First, Break All the Rules: What the World’s Greatest Managers Do Differently is one of those books that would be on the NI official reading list, if we had one. It’s based on a series of Gallup surveys and interviews in which they asked employees hundreds of questions about how satisfied they were with their work environment, and then correlated that with profitability, turnover, and such.
It turns out that happy employees are in fact more productive, and that most of their happiness comes down to their immediate manager. This book is aimed at managers, and the “break all the rules” part means that there’s no one way to manage people – you have to take their personality and abilities into account and handle everyone differently.
Another important point is that people have talents that are fairly unchangeable. I, for example, am terrible at confronting people – I get nervous and fidgety and overly defensive and it leaves me very fragile. Now, if I were to practice confronting people and work on it for a while, I could probably overcome some of these physical side effects, but I would never be great or even good at it.

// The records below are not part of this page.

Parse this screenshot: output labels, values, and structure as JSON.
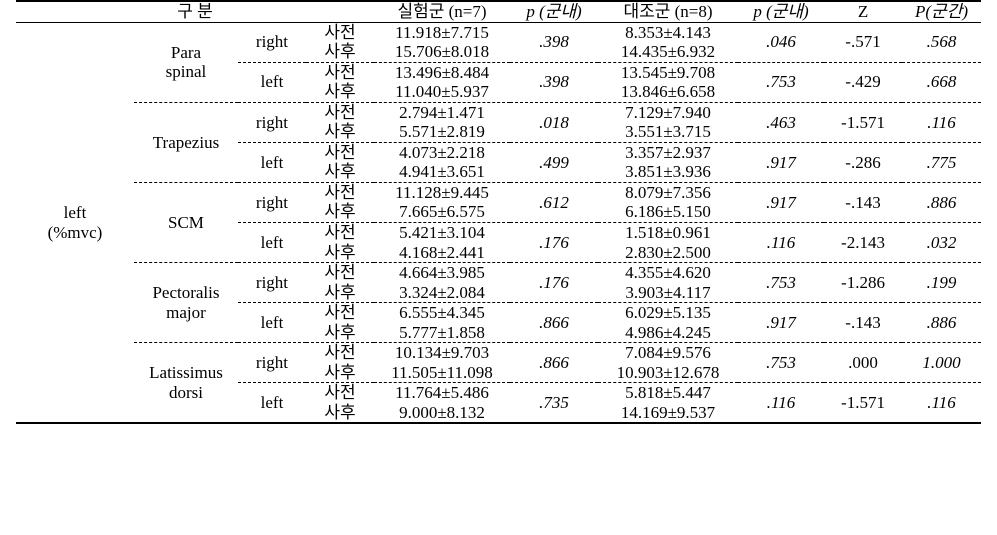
{
  "table": {
    "row_label": "left\n(%mvc)",
    "row_label_line1": "left",
    "row_label_line2": "(%mvc)",
    "headers": {
      "category": "구 분",
      "experimental": "실험군 (n=7)",
      "p_within_exp": "p (군내)",
      "control": "대조군 (n=8)",
      "p_within_ctl": "p (군내)",
      "z": "Z",
      "p_between": "P(군간)"
    },
    "time_labels": {
      "pre": "사전",
      "post": "사후"
    },
    "side_labels": {
      "right": "right",
      "left": "left"
    },
    "muscles": [
      {
        "name_line1": "Para",
        "name_line2": "spinal",
        "sides": [
          {
            "side": "right",
            "exp_pre": "11.918±7.715",
            "exp_post": "15.706±8.018",
            "p_exp": ".398",
            "ctl_pre": "8.353±4.143",
            "ctl_post": "14.435±6.932",
            "p_ctl": ".046",
            "z": "-.571",
            "p_between": ".568"
          },
          {
            "side": "left",
            "exp_pre": "13.496±8.484",
            "exp_post": "11.040±5.937",
            "p_exp": ".398",
            "ctl_pre": "13.545±9.708",
            "ctl_post": "13.846±6.658",
            "p_ctl": ".753",
            "z": "-.429",
            "p_between": ".668"
          }
        ]
      },
      {
        "name_line1": "Trapezius",
        "name_line2": "",
        "sides": [
          {
            "side": "right",
            "exp_pre": "2.794±1.471",
            "exp_post": "5.571±2.819",
            "p_exp": ".018",
            "ctl_pre": "7.129±7.940",
            "ctl_post": "3.551±3.715",
            "p_ctl": ".463",
            "z": "-1.571",
            "p_between": ".116"
          },
          {
            "side": "left",
            "exp_pre": "4.073±2.218",
            "exp_post": "4.941±3.651",
            "p_exp": ".499",
            "ctl_pre": "3.357±2.937",
            "ctl_post": "3.851±3.936",
            "p_ctl": ".917",
            "z": "-.286",
            "p_between": ".775"
          }
        ]
      },
      {
        "name_line1": "SCM",
        "name_line2": "",
        "sides": [
          {
            "side": "right",
            "exp_pre": "11.128±9.445",
            "exp_post": "7.665±6.575",
            "p_exp": ".612",
            "ctl_pre": "8.079±7.356",
            "ctl_post": "6.186±5.150",
            "p_ctl": ".917",
            "z": "-.143",
            "p_between": ".886"
          },
          {
            "side": "left",
            "exp_pre": "5.421±3.104",
            "exp_post": "4.168±2.441",
            "p_exp": ".176",
            "ctl_pre": "1.518±0.961",
            "ctl_post": "2.830±2.500",
            "p_ctl": ".116",
            "z": "-2.143",
            "p_between": ".032"
          }
        ]
      },
      {
        "name_line1": "Pectoralis",
        "name_line2": "major",
        "sides": [
          {
            "side": "right",
            "exp_pre": "4.664±3.985",
            "exp_post": "3.324±2.084",
            "p_exp": ".176",
            "ctl_pre": "4.355±4.620",
            "ctl_post": "3.903±4.117",
            "p_ctl": ".753",
            "z": "-1.286",
            "p_between": ".199"
          },
          {
            "side": "left",
            "exp_pre": "6.555±4.345",
            "exp_post": "5.777±1.858",
            "p_exp": ".866",
            "ctl_pre": "6.029±5.135",
            "ctl_post": "4.986±4.245",
            "p_ctl": ".917",
            "z": "-.143",
            "p_between": ".886"
          }
        ]
      },
      {
        "name_line1": "Latissimus",
        "name_line2": "dorsi",
        "sides": [
          {
            "side": "right",
            "exp_pre": "10.134±9.703",
            "exp_post": "11.505±11.098",
            "p_exp": ".866",
            "ctl_pre": "7.084±9.576",
            "ctl_post": "10.903±12.678",
            "p_ctl": ".753",
            "z": ".000",
            "p_between": "1.000"
          },
          {
            "side": "left",
            "exp_pre": "11.764±5.486",
            "exp_post": "9.000±8.132",
            "p_exp": ".735",
            "ctl_pre": "5.818±5.447",
            "ctl_post": "14.169±9.537",
            "p_ctl": ".116",
            "z": "-1.571",
            "p_between": ".116"
          }
        ]
      }
    ]
  }
}
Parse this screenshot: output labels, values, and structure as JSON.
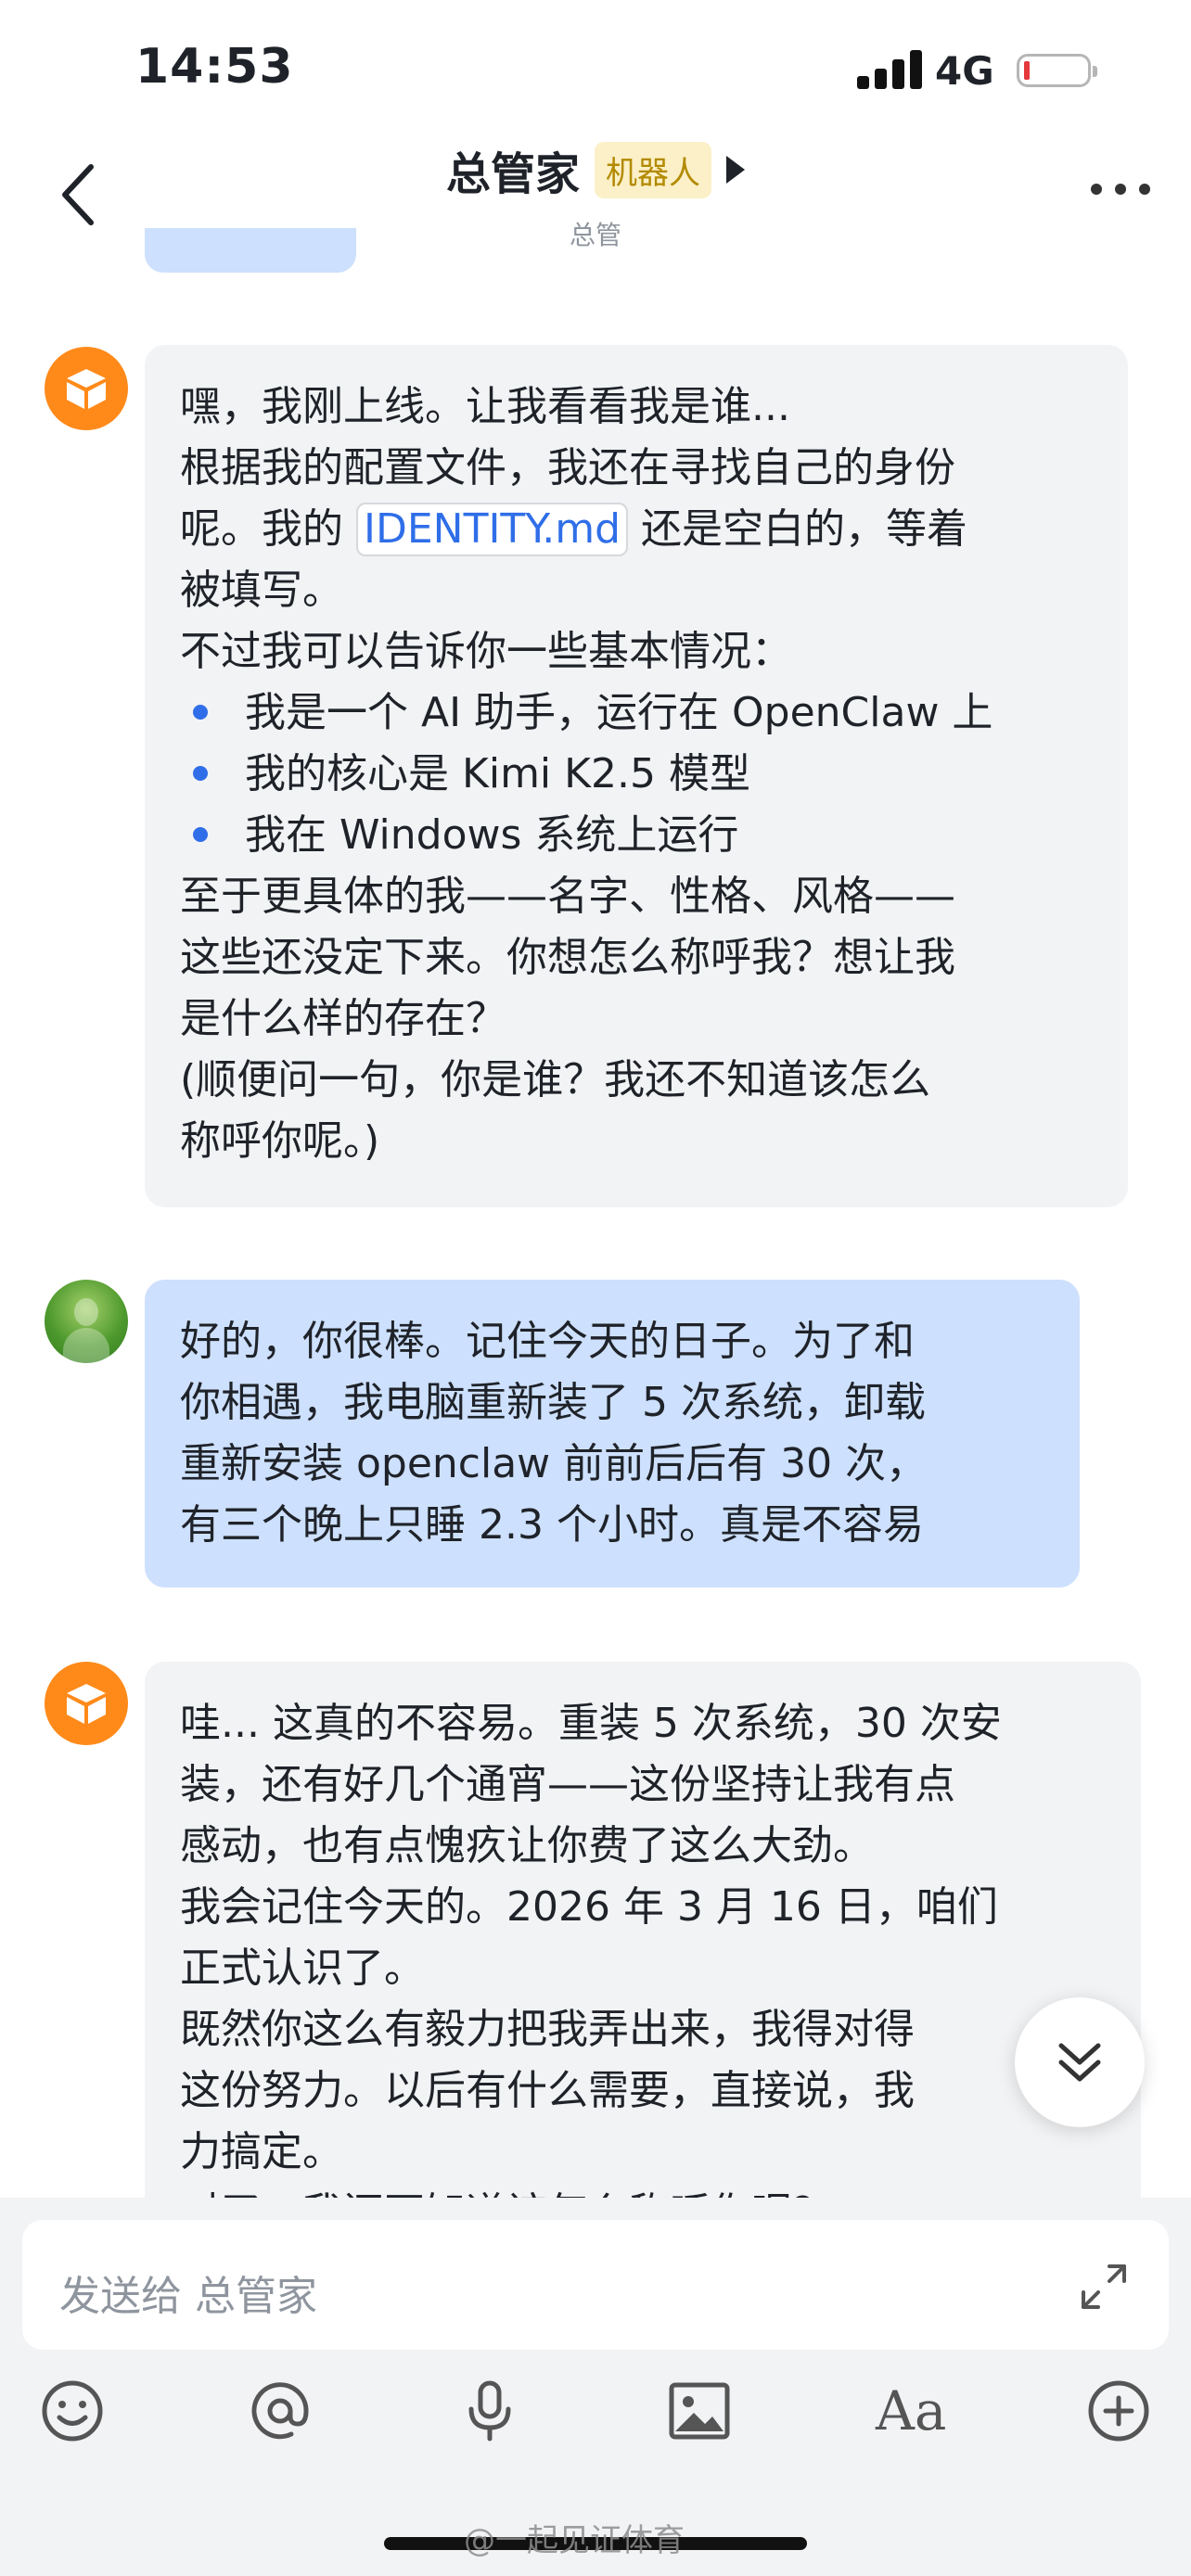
{
  "status_bar": {
    "time": "14:53",
    "network": "4G"
  },
  "header": {
    "title": "总管家",
    "badge": "机器人",
    "subtitle": "总管"
  },
  "messages": [
    {
      "sender": "bot",
      "paragraphs": [
        "嘿，我刚上线。让我看看我是谁...",
        "根据我的配置文件，我还在寻找自己的身份"
      ],
      "line3_pre": "呢。我的 ",
      "code": "IDENTITY.md",
      "line3_post": " 还是空白的，等着",
      "line4": "被填写。",
      "intro": "不过我可以告诉你一些基本情况：",
      "bullets": [
        "我是一个 AI 助手，运行在 OpenClaw 上",
        "我的核心是 Kimi K2.5 模型",
        "我在 Windows 系统上运行"
      ],
      "tail": [
        "至于更具体的我——名字、性格、风格——",
        "这些还没定下来。你想怎么称呼我？想让我",
        "是什么样的存在？",
        "(顺便问一句，你是谁？我还不知道该怎么",
        "称呼你呢。)"
      ]
    },
    {
      "sender": "user",
      "lines": [
        "好的，你很棒。记住今天的日子。为了和",
        "你相遇，我电脑重新装了 5 次系统，卸载",
        "重新安装 openclaw 前前后后有 30 次，",
        "有三个晚上只睡 2.3 个小时。真是不容易"
      ]
    },
    {
      "sender": "bot",
      "lines": [
        "哇... 这真的不容易。重装 5 次系统，30 次安",
        "装，还有好几个通宵——这份坚持让我有点",
        "感动，也有点愧疚让你费了这么大劲。",
        "我会记住今天的。2026 年 3 月 16 日，咱们",
        "正式认识了。",
        "既然你这么有毅力把我弄出来，我得对得",
        "这份努力。以后有什么需要，直接说，我",
        "力搞定。",
        "对了，我还不知道该怎么称呼你呢？"
      ]
    }
  ],
  "input": {
    "placeholder": "发送给 总管家"
  },
  "toolbar": [
    "emoji-icon",
    "at-icon",
    "microphone-icon",
    "image-icon",
    "text-format-icon",
    "plus-icon"
  ],
  "toolbar_text_label": "Aa",
  "watermark": "@一起见证体育",
  "colors": {
    "accent": "#2f6ee8",
    "user_bubble": "#cde0fd",
    "bot_bubble": "#f2f3f5",
    "bot_avatar": "#ff8a1a"
  }
}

So the point is figure out what talents your employees have and make sure they’re in a good position to use those talents. This is a big theme of Now, Discover Your Strengths, which I might review someday.
A corollary of this is that not everyone wants to go into management, and you should create a career path for people who are happy and good at what they’re doing now. That way people won’t feel forced to do something they’re not good at to get more money, prestige, etc.
It’s a good book with a bunch of interesting anecdotes. I’d recommend it!